Matthew 18:21-22
The Voice (VOICE)
Peter: 21 Lord, when someone has
sinned against me, how many times ought I forgive him? Once? Twice? As
many as seven times?
Jesus: 22 You must forgive not
seven times, but seventy times seven.
At one point I had a coworker whom I’ll call Landen. He had
the rather obnoxious habit of remembering every real and imagined mistake I had
ever made. He would pop into my office unannounced, sit down and start
recounting all of my short-comings. He would continue berating me until my
heart would be racing furiously with the pent up anger I felt within me. I
would argue, fruitlessly, that he was misrepresenting my motives and actual
facts. He would often spend an hour or more because he relished making me
livid. This would, of course, only add fuel to his vitriol. This went on
mercilessly for several years, and I was seriously thinking of dumping the job
and finding something else to do.
During this time I walked to and from work, about a
half-hour in each direction. As I walked, my mind replayed over and over again
the injustice he was heaping on my head. I could feel my blood pressure rising higher
and higher within me. I knew that this was taking a serious toll on my health.
Finally I decided that I had to do something different from
what I was doing. I started praying earnestly for Landen, for his health, for
his well-being, for his prosperity. I prayed for his soul, for his salvation
and for his spiritual walk with God. It took serious effort on my part to seek
his welfare. I no longer prayed for an understanding between us.
Things changed dramatically over the next few weeks. The
change was my attitude, not Landen’s behavior. Whenever he came in and settled
down on a chair in my office and started berating me, I didn’t attempt to
apologize or defend myself or set him straight on his misconceptions or outright
twisting of the facts.

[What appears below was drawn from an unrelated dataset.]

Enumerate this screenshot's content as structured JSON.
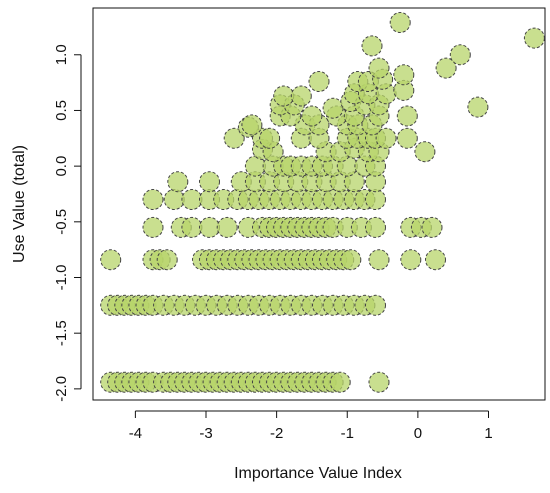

Instead I would laugh and admit that what he was
describing was rather unfortunate, stupid, or whatever. The effect was almost
magical.
Now I began to sense that this was Landen’s way of talking
with everyone. I watched him do it with my colleagues, including the department
chair. As our relations, normalized he would stop in and tell me about his
conversations with various upper management, and I would realize that he was
treating them the same way he had treated me. My blood pressure no longer shot
up into the stratosphere. I could talk with him again as a colleague and not as
an abuser.
Lord, continue to
grant me the wisdom to forgive perceived wrongs and to seriously seek the
physical and spiritual well-being of those I encounter on a daily basis.